Este longo trecho apresenta-se como uma encantadora peça dramática, cheia de vigor e naturalidade, que se pode considerar estruturada em quatro actos: 1º – A abertura (vv. 1-5), onde aparece o tema, Jesus, Luz do mundo, em face da cegueira, não apenas física do doente, mas moral, de que participam os próprios discípulos, obcecados pela mentalidade «retribuicionista» (cf. Job 4, 7-8; 2 Mac 7, 18; Tob 3, 3); eles, em face da desgraça alheia, põem-se a indagar quem pecou e não quem a pode remediar. 2º – A cura do cego (vv. 6-7). 3º – A longa investigação acerca da cura (vv. 8-34), primeiro pelos vizinhos (vv. 8-12) e depois pelos fariseus que montam como que um processo judicial com sucessivos interrogatórios e que termina numa sentença de excomunhão (vv. 13-34). 4º – O desfecho do drama (vv. 35-41), com o acto de fé do cego e a obstinação na cegueira espiritual dos que não querem crer.

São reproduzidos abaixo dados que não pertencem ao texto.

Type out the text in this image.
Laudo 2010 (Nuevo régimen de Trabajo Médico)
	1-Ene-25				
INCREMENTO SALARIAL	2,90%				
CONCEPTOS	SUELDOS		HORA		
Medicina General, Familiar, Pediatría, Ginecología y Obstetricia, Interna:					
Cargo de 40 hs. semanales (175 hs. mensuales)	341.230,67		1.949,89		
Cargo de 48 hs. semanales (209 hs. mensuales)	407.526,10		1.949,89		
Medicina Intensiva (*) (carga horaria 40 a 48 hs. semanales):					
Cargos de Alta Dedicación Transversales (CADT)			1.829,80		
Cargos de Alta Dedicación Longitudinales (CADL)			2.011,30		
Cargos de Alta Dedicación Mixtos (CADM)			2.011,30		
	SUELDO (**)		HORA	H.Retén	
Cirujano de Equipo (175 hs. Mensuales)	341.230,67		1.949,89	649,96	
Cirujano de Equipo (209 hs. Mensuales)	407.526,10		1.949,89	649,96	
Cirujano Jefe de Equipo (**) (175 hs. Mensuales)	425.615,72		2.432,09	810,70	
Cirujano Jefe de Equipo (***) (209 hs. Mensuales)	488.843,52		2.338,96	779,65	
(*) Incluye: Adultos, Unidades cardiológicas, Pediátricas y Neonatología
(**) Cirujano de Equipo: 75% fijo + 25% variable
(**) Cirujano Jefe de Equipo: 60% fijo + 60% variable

Sem prejuízo para o valor histórico da narração, esta reveste-se dum grande poder evocativo e dramático, em que sobressai, evocando o itinerário dum catecúmeno, a progressão do cego para a fé plena, o qual começa por se confessar beneficiário da misericórdia do homem Jesus (v. 11), passando a reconhecê-lo como um profeta (v. 17), depois a atestar que Ele vem de Deus (v. 33), e, por fim, a professar a fé explícita em Jesus como Senhor, à maneira de quem responde às perguntas rituais do último escrutínio catecumenal (v 35-38). A alusão ao Baptismo é bastante clara através da unção e do banho: «lavei-me e fiquei a ver» (vv. 11.15), pois na primitiva Igreja este Sacramento era chamado iluminação (cf. Hebr 6, 4; 10, 32; Ef 5, 14; Rom 6, 4). Por outro lado, o decreto de exclusão punitiva da sinagoga (v. 34) não vai apenas contra o cego, mas visa Jesus e os próprios cristãos, os quais no sínodo de Yámnia (pelo ano 80) se viram excomungados pelo farisaísmo que sobreviveu à destruição de Jerusalém (v. 22; cf. Jo 12, 42; 16, 2).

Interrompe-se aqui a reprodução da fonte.